External Data Representation and Marshalling
- Data structures in programs are flattened to a sequence of bytes before Transmission
- Different computers have different data representations
- e.g., a number of bytes for an integer, floating-point representation, ASCII vs Unicode.
- Two ways to enable computers to interpret data in different formats
- Data is converted to an agreed external format before transmission and converted to the local form on receipt
- Values transmitted in the sender’s format, with an indication of the format used
- Marshalling - Process of converting the data to the form suitable for transmission
- Unmarshalling - Process of disassembling the data at the receiver
- External data representation - Agreed standard for representing data structures and primitive data
Extensible Markup Language (XML)
A markup language is a textual encoding representing data and the details of the structure (or appearance)
XML is:
- a markup language defined by the world wide web consortium (W3C)
- tags describe the logical structure of the data
- is extensible - unlike HTML where tags give display instructions
- self-describing - tags describe the data
- tags together with namespaces allow the tags to be meaningful
- since data is textual, it can be read by humans and platform-independent
- since data is textual, the messages are large causing longer processing, transmission times and more space to store
JavaScript Object Notation (JSON)
- JSON is a lightweight data-interchange format
- JSON is a syntax for storing and exchanging data
- JSON is an easier-to-use alternative for XML
- It is based on the subset of JavaScript Programming Language
- It is text-based and completely language independent
IPC Data formates - JSON vs XML
- JSON is lightweight thus simple to read and write.
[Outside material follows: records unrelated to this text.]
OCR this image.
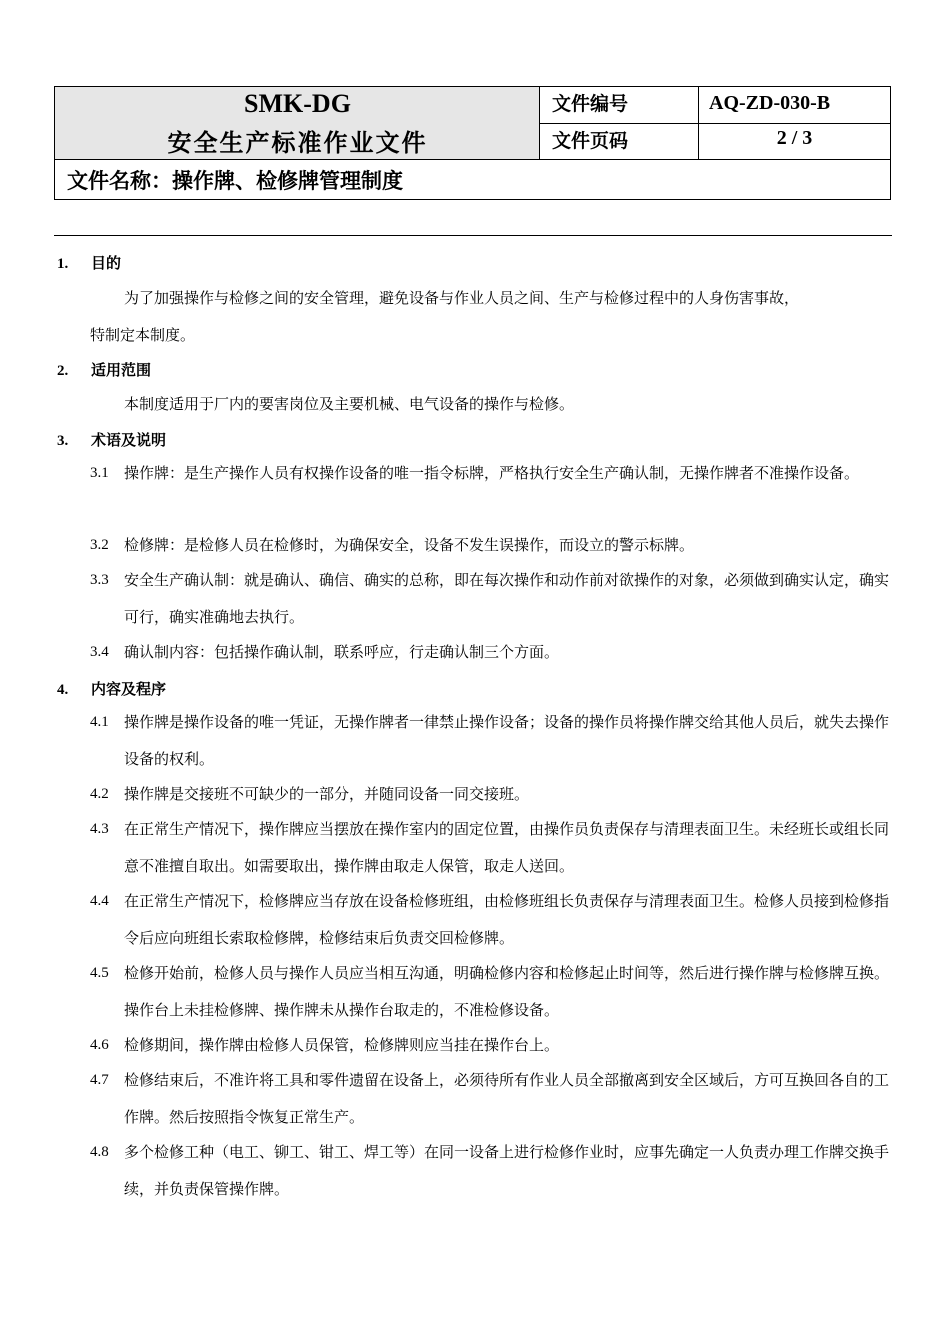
SMK-DG
安全生产标准作业文件
文件编号	AQ-ZD-030-B
文件页码	2 / 3
文件名称：操作牌、检修牌管理制度
1. 目的
为了加强操作与检修之间的安全管理，避免设备与作业人员之间、生产与检修过程中的人身伤害事故，
特制定本制度。
2. 适用范围
本制度适用于厂内的要害岗位及主要机械、电气设备的操作与检修。
3. 术语及说明
3.1 操作牌：是生产操作人员有权操作设备的唯一指令标牌，严格执行安全生产确认制，无操作牌者不准操作设备。
3.2 检修牌：是检修人员在检修时，为确保安全，设备不发生误操作，而设立的警示标牌。
3.3 安全生产确认制：就是确认、确信、确实的总称，即在每次操作和动作前对欲操作的对象，必须做到确实认定，确实可行，确实准确地去执行。
3.4 确认制内容：包括操作确认制，联系呼应，行走确认制三个方面。
4. 内容及程序
4.1 操作牌是操作设备的唯一凭证，无操作牌者一律禁止操作设备；设备的操作员将操作牌交给其他人员后，就失去操作设备的权利。
4.2 操作牌是交接班不可缺少的一部分，并随同设备一同交接班。
4.3 在正常生产情况下，操作牌应当摆放在操作室内的固定位置，由操作员负责保存与清理表面卫生。未经班长或组长同意不准擅自取出。如需要取出，操作牌由取走人保管，取走人送回。
4.4 在正常生产情况下，检修牌应当存放在设备检修班组，由检修班组长负责保存与清理表面卫生。检修人员接到检修指令后应向班组长索取检修牌，检修结束后负责交回检修牌。
4.5 检修开始前，检修人员与操作人员应当相互沟通，明确检修内容和检修起止时间等，然后进行操作牌与检修牌互换。操作台上未挂检修牌、操作牌未从操作台取走的，不准检修设备。
4.6 检修期间，操作牌由检修人员保管，检修牌则应当挂在操作台上。
4.7 检修结束后，不准许将工具和零件遗留在设备上，必须待所有作业人员全部撤离到安全区域后，方可互换回各自的工作牌。然后按照指令恢复正常生产。
4.8 多个检修工种（电工、铆工、钳工、焊工等）在同一设备上进行检修作业时，应事先确定一人负责办理工作牌交换手续，并负责保管操作牌。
XML is less simple than JSON.
- JSON supports array data structure. XML doesn’t.
- JSON files are more human-readable. XML provides the capability to display data because it is a markup language. But JSON has no display capabilities.
- JSON provides scalar data types and the ability to express structured data through arrays and objects. XML doesn’t, and one must rely on XML schema for adding type information.
- Native object support. Similarities between JSON. For XML, objects have to be expressed by conventions, often through a mixed-use of attributes and elements.
IPC (Inter-process communication)
Inter-process communication or interprocess communication (IPC) refers specifically to the mechanisms an operating system provides to allow the processes to manage shared data. Typically, applications can use IPC, categorized as clients and servers, where the client requests data and the server responds to client requests.[1] Many applications are both clients and servers, as commonly seen in distributed computing.